Mas o dia em que deixei de gostar de futebol, foi aquele em que o Veloso falhou uma grande penalidade (não sei se é assim que se denomina a coisa) na taça dos campeões europeus (ou algo assim do género) nos meados dos anos oitenta (também não sei precisar a data). Eu tinha feito uma bandeira do Benfica e tudo. Mas de nada me valeu... senti o amargo sabor da derrota a invadir-me as entranhas. Queimei a bandeira e nunca mais vi futebol. Quero dizer... nunca mais vi futebol, voluntariamente.
O futebol invadiu a minha vida de novo, nas aulas de educação física, no secundário. E foi um suplício! As mentes dos professores de educação física, não estão preparadas para aceitar o facto que existem rapazes que não gostam de futebol, e que não são "daqueles". Resultado, fui jogar para uma equipa de raparigas. Lá era bom jogador, e até marquei um golo! Mas foi anulado, porque eu estava "fora de jogo". Como achei que isso queria dizer que eu estava expulso, fui-me embora.

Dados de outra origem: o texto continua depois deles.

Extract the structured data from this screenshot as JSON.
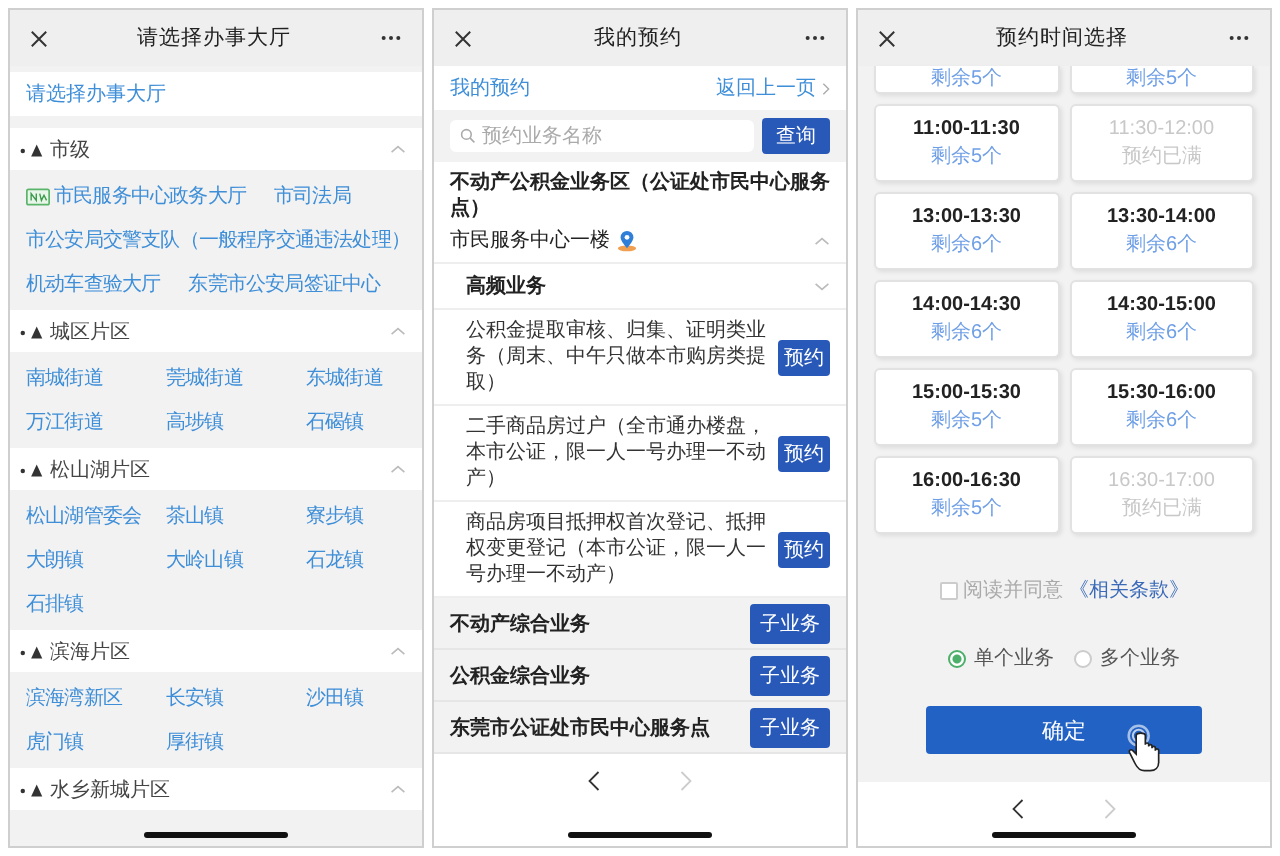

Há ainda outra coisa que me irrita solenemente. Aquelas pessoas que não são adeptos do jogo, mas quando a selecção joga, vibram como se não houvesse amanhã. Deixem-me dizer que odeioessa gente , mais do que tudo. Pior do que gostar ou não de futebol, pertencer ou não a um clube, é ser apenas da selecção.
Por vezes penso no que seria a minha vida hoje, se o Veloso tivesse marcado. Seria eu um daqueles apoiantes da selecção? Ou então um adepto ferrenho do Benfica? Ou teria eu um penteado à Beckam? Seja qual for a hipótese, obrigado Veloso!